The main takeaway from a very confusing, legalese statement issued by Finance Minister Betzalel Smotrich and Defense Minister Israel Katz on Sunday is that the West Bank may be slowly transforming into Judea and Samaria.
There was no big annexation announcement, and one will probably not come anytime soon.

Prime Minister Benjamin Netanyahu did not even say a word.

Only technical experts who have been following the Byzantine processes in which Israelis and Palestinians compete for disputed land in the West Bank/Judea and Samaria, will fully comprehend the multiple complex moves that the government is making.

The process of gradual annexation has been taking place in smaller or medium ways since the current government took power in 2023, and its pace has increased since Netanyahu fired defense minister Yoav Gallant in November 2024.

This settlement farm on Route 458, east of Ramallah, is just one of at least 40 to 50 new communities that have sprung up in the area.
This settlement farm on Route 458, east of Ramallah, is just one of at least 40 to 50 new communities that have sprung up in the area. (credit: Ilia Yefimovich)

Obstacles to annexation 

The world has protested somewhat – and both the Biden and Trump administrations have been restrained to a degree – but less than in prior years, given the Gaza, Iran, Lebanon, and Syria distractions.

A series of rules used to be in place, requiring additional approvals from the IDF legal division, the Civil Administration, the Palestinian Authority, and others for the West Bank.

One of those rules was that Israelis could generally not purchase land in Area A of the West Bank, which is administered by the PA, as set down by the mid-1990s Oslo Accords.

There were also certain limits regarding Area B (under primary PA control but smaller than Area A) and Area C (under Israeli control but still disputed and mostly unsettled by both sides).

In a way, there was a Judea and Samaria of 500,000 to 700,000 Jews (depending on which areas you count), living mixed in with about three million Palestinians in the West Bank.

Another rule was that Israel carried out very little expansion in the Hebron area, a relic of the Wye River Memorandum that Netanyahu agreed to in the late 1990s.

This latest announcement means repealing or streamlining many of those rules to make it easier for Jewish Israelis to acquire land in areas where it was much harder to do so until now.

It is no coincidence that this is happening now.

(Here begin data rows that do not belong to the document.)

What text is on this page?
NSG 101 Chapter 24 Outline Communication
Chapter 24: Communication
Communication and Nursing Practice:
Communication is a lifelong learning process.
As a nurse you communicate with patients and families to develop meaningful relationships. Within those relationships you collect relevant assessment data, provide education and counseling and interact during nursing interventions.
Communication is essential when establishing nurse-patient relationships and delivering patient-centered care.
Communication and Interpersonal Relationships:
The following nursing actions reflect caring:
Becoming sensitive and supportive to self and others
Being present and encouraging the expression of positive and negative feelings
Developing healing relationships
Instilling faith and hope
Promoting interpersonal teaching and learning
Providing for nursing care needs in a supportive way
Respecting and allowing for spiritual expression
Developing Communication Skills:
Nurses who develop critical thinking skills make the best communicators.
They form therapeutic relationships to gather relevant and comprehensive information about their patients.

Influential and outgoing Coordinator of Government Activities in the Territories commander Maj.-Gen. Rasan Elian, who held the post since 2021, was replaced a few days ago by Maj.-Gen. Yoram Halevi, who either lacks the same influence as a new general coming in from the police, or whose politics dovetail much more with the government’s latest moves.

OC Central Command Maj.-Gen. Avi Bluth has bulldozed illegal Jewish outposts when required by law, but his heart has also always been in line with trying to find legal ways to expand Jewish settlement in this disputed zone.

Additionally, the US government is distracted by the Iran crisis, trying to manage the second phase of the Gaza ceasefire plans and various other crises that have nothing to do with Israel.

If Netanyahu tried to annex all of the West Bank in one fell swoop, the Trump administration would probably block him.

But if other elements of his government are playing around a little here and there with inane West Bank legal constructs and bureaucracy, there will likely be much less pushback as Netanyahu makes his way to Washington on Wednesday.

Israeli elections are also in the air, and Netanyahu and Smotrich likely will both try to present these changes as major achievements for domestic consumption among their constituents.

The upshot is not that “the West Bank” of the Palestinians will be gone. It is likely that the Palestinian portions and disputed portions of that area will shrink, and faster, in the coming period in favor of the growing Judea and Samaria areas run by Jewish Israelis.